Chinese military general

Cheng Shicai () (August 8, 1912 – November 15, 1990) was a People's Liberation Army lieutenant general. He was born in Xingchong village (杏冲村), Xuanhuadian, Dawu County, Hubei. Cheng joined the Chinese Red Army (predecessor of the People's Liberation Army) in 1930, and the Chinese Communist Party later in the same year.

He graduated from the Counter-Japanese Military and Political University (1938), the Central Party School (1944) and (after the founding of the People's Republic of China) the Advanced Course of the Nanjing Military Academy of the PLA (1951).

A veteran of both the Second Sino-Japanese War and the Chinese Civil War, he served as commander of the Andong Province Military District and participated in the Liaoshen Campaign. In April 1949, he was made commander of the Liaoxi Province Military District.
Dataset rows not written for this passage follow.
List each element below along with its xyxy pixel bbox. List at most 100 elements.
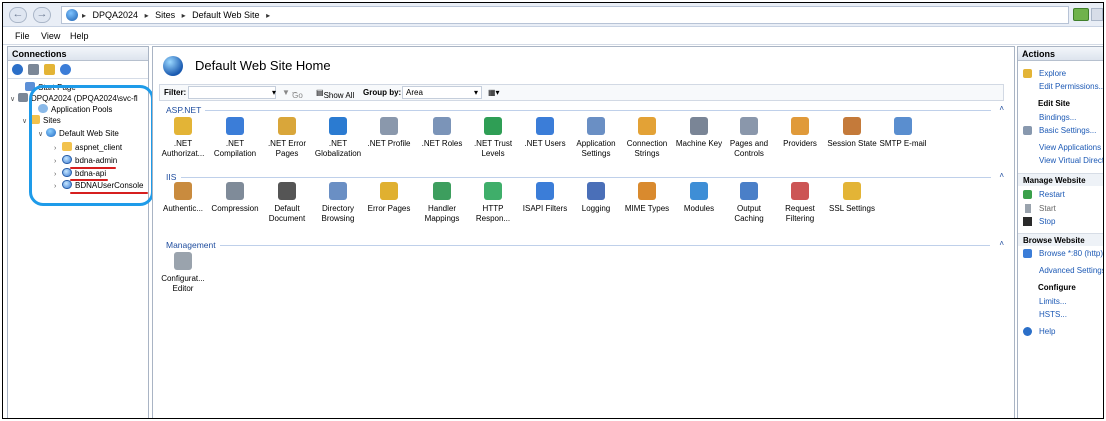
menu-file[interactable]: File	[15, 31, 30, 41]
connect-icon[interactable]	[12, 64, 23, 75]
feature-label: Configurat... Editor	[161, 274, 205, 293]
breadcrumb-sites[interactable]: Sites	[155, 10, 175, 20]
net-roles-icon	[433, 117, 451, 135]
feature-error-pages[interactable]: Error Pages	[364, 182, 414, 214]
collapse-icon[interactable]: ˄	[999, 239, 1004, 248]
view-mode-icon[interactable]: ▦▾	[488, 88, 500, 97]
group-header-iis[interactable]: IIS	[166, 172, 176, 182]
net-error-pages-icon	[278, 117, 296, 135]
save-icon[interactable]	[28, 64, 39, 75]
feature-label: .NET Error Pages	[267, 139, 307, 158]
feature-label: Request Filtering	[785, 204, 815, 223]
net-authorizat-icon	[174, 117, 192, 135]
server-icon	[18, 93, 28, 102]
back-button[interactable]: ←	[9, 7, 27, 23]
group-header-asp-net[interactable]: ASP.NET	[166, 105, 201, 115]
collapse-icon[interactable]: ˄	[999, 104, 1004, 113]
filter-input[interactable]	[188, 86, 276, 99]
feature-net-profile[interactable]: .NET Profile	[364, 117, 414, 149]
ssl-settings-icon	[843, 182, 861, 200]
feature-providers[interactable]: Providers	[775, 117, 825, 149]
feature-net-users[interactable]: .NET Users	[520, 117, 570, 149]
isapi-filters-icon	[536, 182, 554, 200]
feature-compression[interactable]: Compression	[210, 182, 260, 214]
address-bar: ← → ▸ DPQA2024 ▸ Sites ▸ Default Web Sit…	[3, 3, 1103, 27]
feature-label: .NET Compilation	[213, 139, 257, 158]
feature-session-state[interactable]: Session State	[827, 117, 877, 149]
restart-link[interactable]: Restart	[1039, 190, 1065, 199]
breadcrumb-site[interactable]: Default Web Site	[192, 10, 259, 20]
feature-directory-browsing[interactable]: Directory Browsing	[313, 182, 363, 224]
modules-icon	[690, 182, 708, 200]
feature-modules[interactable]: Modules	[674, 182, 724, 214]
start-link[interactable]: Start	[1039, 204, 1056, 213]
default-document-icon	[278, 182, 296, 200]
actions-header: Actions	[1018, 47, 1103, 61]
feature-logging[interactable]: Logging	[571, 182, 621, 214]
globe-icon	[163, 56, 183, 76]
hsts-link[interactable]: HSTS...	[1039, 310, 1067, 319]
connect-icon[interactable]	[1073, 8, 1089, 21]
net-trust-levels-icon	[484, 117, 502, 135]
breadcrumb-server[interactable]: DPQA2024	[93, 10, 139, 20]
machine-key-icon	[690, 117, 708, 135]
view-virtual-dirs-link[interactable]: View Virtual Directories	[1039, 156, 1103, 165]
breadcrumb[interactable]: ▸ DPQA2024 ▸ Sites ▸ Default Web Site ▸	[61, 6, 1069, 24]
feature-pages-and-controls[interactable]: Pages and Controls	[724, 117, 774, 159]
feature-net-globalization[interactable]: .NET Globalization	[313, 117, 363, 159]
feature-output-caching[interactable]: Output Caching	[724, 182, 774, 224]
dropdown-icon[interactable]	[1091, 8, 1103, 21]
feature-default-document[interactable]: Default Document	[262, 182, 312, 224]
advanced-settings-link[interactable]: Advanced Settings...	[1039, 266, 1103, 275]
feature-net-roles[interactable]: .NET Roles	[417, 117, 467, 149]
collapse-icon[interactable]: ˄	[999, 171, 1004, 180]
feature-smtp-e-mail[interactable]: SMTP E-mail	[878, 117, 928, 149]
feature-http-respon[interactable]: HTTP Respon...	[468, 182, 518, 224]
disconnect-icon[interactable]	[60, 64, 71, 75]
bindings-link[interactable]: Bindings...	[1039, 113, 1076, 122]
feature-isapi-filters[interactable]: ISAPI Filters	[520, 182, 570, 214]
stop-icon	[1023, 217, 1032, 226]
feature-machine-key[interactable]: Machine Key	[674, 117, 724, 149]
filter-dropdown-icon[interactable]: ▾	[272, 88, 276, 97]
feature-configurat-editor[interactable]: Configurat... Editor	[158, 252, 208, 294]
edit-permissions-link[interactable]: Edit Permissions...	[1039, 82, 1103, 91]
help-link[interactable]: Help	[1039, 327, 1055, 336]
feature-net-authorizat[interactable]: .NET Authorizat...	[158, 117, 208, 159]
output-caching-icon	[740, 182, 758, 200]
view-applications-link[interactable]: View Applications	[1039, 143, 1101, 152]
feature-net-error-pages[interactable]: .NET Error Pages	[262, 117, 312, 159]
features-pane: Default Web Site Home Filter: ▾ ▼ Go – ▤…	[152, 46, 1015, 418]
menu-view[interactable]: View	[41, 31, 60, 41]
handler-mappings-icon	[433, 182, 451, 200]
group-by-select[interactable]: Area ▾	[402, 86, 482, 99]
limits-link[interactable]: Limits...	[1039, 297, 1067, 306]
feature-handler-mappings[interactable]: Handler Mappings	[417, 182, 467, 224]
feature-authentic[interactable]: Authentic...	[158, 182, 208, 214]
basic-settings-link[interactable]: Basic Settings...	[1039, 126, 1096, 135]
go-button[interactable]: ▼ Go –	[282, 88, 303, 100]
up-icon[interactable]	[44, 64, 55, 75]
net-profile-icon	[380, 117, 398, 135]
feature-label: Connection Strings	[626, 139, 668, 158]
feature-application-settings[interactable]: Application Settings	[571, 117, 621, 159]
feature-request-filtering[interactable]: Request Filtering	[775, 182, 825, 224]
page-title: Default Web Site Home	[195, 58, 331, 73]
menu-help[interactable]: Help	[70, 31, 89, 41]
feature-net-trust-levels[interactable]: .NET Trust Levels	[468, 117, 518, 159]
group-header-management[interactable]: Management	[166, 240, 216, 250]
explore-icon	[1023, 69, 1032, 78]
browse-80-link[interactable]: Browse *:80 (http)	[1039, 249, 1103, 258]
stop-link[interactable]: Stop	[1039, 217, 1055, 226]
explore-link[interactable]: Explore	[1039, 69, 1066, 78]
start-icon	[1025, 204, 1031, 213]
feature-label: Machine Key	[675, 139, 723, 148]
feature-mime-types[interactable]: MIME Types	[622, 182, 672, 214]
feature-net-compilation[interactable]: .NET Compilation	[210, 117, 260, 159]
feature-connection-strings[interactable]: Connection Strings	[622, 117, 672, 159]
show-all-button[interactable]: ▤ Show All	[316, 88, 354, 100]
configurat-editor-icon	[174, 252, 192, 270]
feature-label: HTTP Respon...	[475, 204, 511, 223]
feature-ssl-settings[interactable]: SSL Settings	[827, 182, 877, 214]
forward-button[interactable]: →	[33, 7, 51, 23]
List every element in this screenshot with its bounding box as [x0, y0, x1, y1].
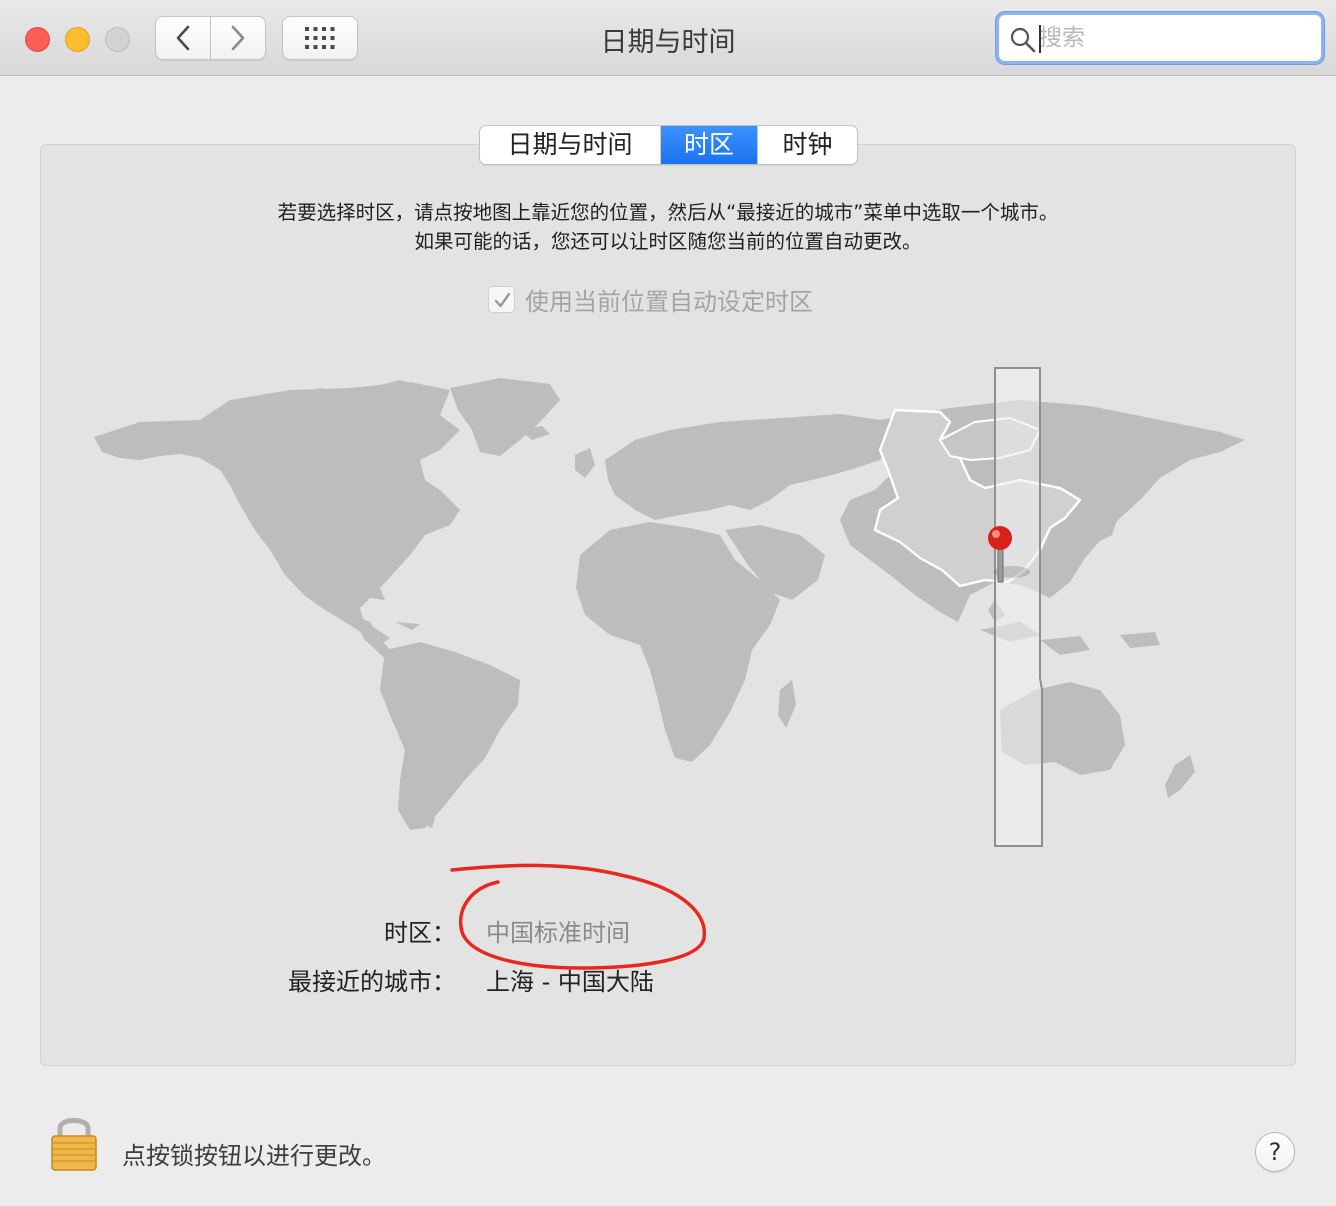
closest-city-label: 最接近的城市： — [288, 968, 456, 996]
greenland-land — [450, 378, 560, 456]
tab-bar: 日期与时间 时区 时钟 — [479, 125, 858, 165]
auto-timezone-checkbox[interactable]: 使用当前位置自动设定时区 — [488, 283, 813, 316]
timezone-label: 时区： — [384, 919, 456, 947]
search-input[interactable] — [1039, 23, 1309, 53]
timezone-band — [994, 367, 1043, 847]
red-annotation-circle — [450, 863, 707, 970]
instruction-text-2: 如果可能的话，您还可以让时区随您当前的位置自动更改。 — [414, 230, 922, 253]
checkbox[interactable] — [488, 285, 515, 313]
search-icon — [1010, 27, 1036, 53]
auto-timezone-label: 使用当前位置自动设定时区 — [525, 287, 813, 316]
search-field[interactable] — [996, 12, 1324, 64]
checkmark-icon — [494, 292, 511, 307]
text-caret — [1039, 25, 1041, 53]
instruction-text-1: 若要选择时区，请点按地图上靠近您的位置，然后从“最接近的城市”菜单中选取一个城市… — [277, 201, 1059, 224]
lock-icon[interactable] — [50, 1112, 98, 1172]
north-america-land — [94, 382, 460, 645]
world-map[interactable] — [80, 360, 1260, 860]
tab-time-zone[interactable]: 时区 — [661, 126, 758, 164]
tab-date-time[interactable]: 日期与时间 — [480, 126, 661, 164]
title-bar: 日期与时间 — [0, 0, 1336, 76]
help-button[interactable]: ? — [1255, 1132, 1295, 1172]
tab-clock[interactable]: 时钟 — [758, 126, 857, 164]
lock-text: 点按锁按钮以进行更改。 — [122, 1142, 386, 1170]
south-america-land — [380, 642, 520, 830]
After the Communist victory in the Civil War and the establishment of the People's Republic of China, he served as deputy commander of the People's Public Security Forces (1950–1957), commander of the Shenyang city garrison (1957–1959), and, most notably, deputy commander of the PLA Armored Forces for 23 years (1959–1982).

He was a member of the 5th Standing Committee of the National People's Congress and of the Central Advisory Commission.